I inspected their home several weeks after the hurricane and found shards of Spanish tile in the wall of their master bathroom

It went through the window like a bullet and stuck in the sheetrock. Of course, the homeowners could hear all the damage but couldn’t leave their “safe” room. The protocol I use is to start at the top and work down, as opposed to when I built houses, starting at the foundation and working up to the roof. I discovered the cause of the damage, which is, at times, a leaking roof. If there is a fire in the kitchen, I start in the kitchen and work in the less damaged rooms. As I stepped onto the roof ridge, the tiles crumbled under my feet. Broken and missing tiles were evident everywhere, as well as entire bare patches where they had been stripped from the ceiling, leaving the bare underside. Underlayment was also missing along with some of the slopes, exposing the plywood deck. But the remaining tiles weren’t right either – they moved when stepped on or touched. Their fasteners were loose. The entire roof was not repairable due to the many missing tiles and additional breakage that occurred during the repair process. I declared the roof a total loss.

I measured the ceiling with a long, flexible tape with a tennis ball attached to the end.

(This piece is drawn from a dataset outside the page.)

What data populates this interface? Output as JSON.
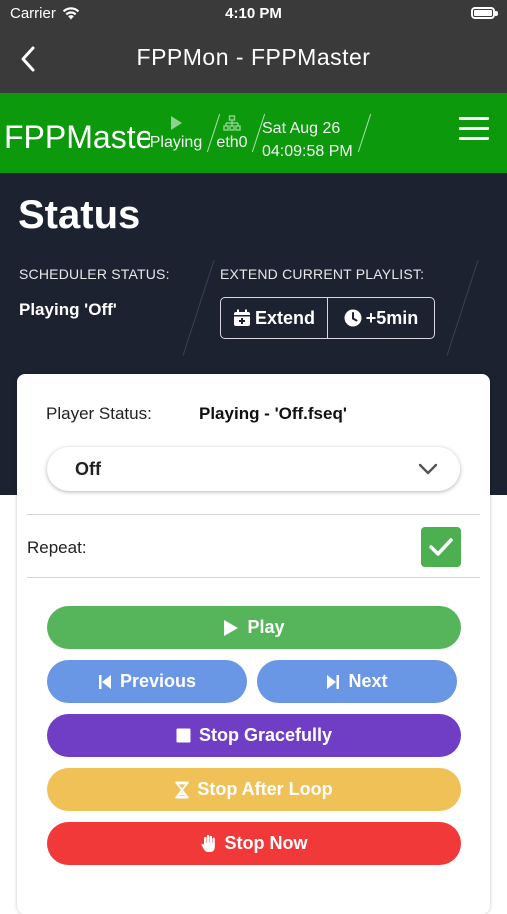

 More than one friend had fallen off a roof and hit bushes while trying to measure the roof. They attached their tape to the ridge and retreated down the slope, pulled their tape measure, and local insurance adjuster Fort Lauderdale stepped off the edge of the roof. So I stretched the ridge in the middle of the roof and let the tennis ball pull the end of the tape to the bottom edge. The ridge is also the easiest place to sketch a roof because the entire roof is usually visible. It’s a bit harder – drawing the roof with a clipboard, camera, tape measure – outlining slopes, ridges, and eaves without falling in the process. So much for the ceiling.

I measured each slope.

Edge dimensions that were not accessible by foot could be determined from the ground, so I took pictures and climbed down my ladder. I used a folding ladder that fit in my trunk – another accessory to carting around my luggage. Now I know three ways to measure a ceiling. Only one of them actually needs to climb onto the roof. Then I measured the perimeter and height of the outer wall. It was stucco, and it had holes drilled through the neighbors’ belongings that became windy. Hurricane winds change direction as the storm moves slowly, depending on how close your property is to the eyeball. There was damage on all four outer walls of this house. I noted overhangs, fascia, gutters, and downspouts. I took pictures and recorded measurements as I walked.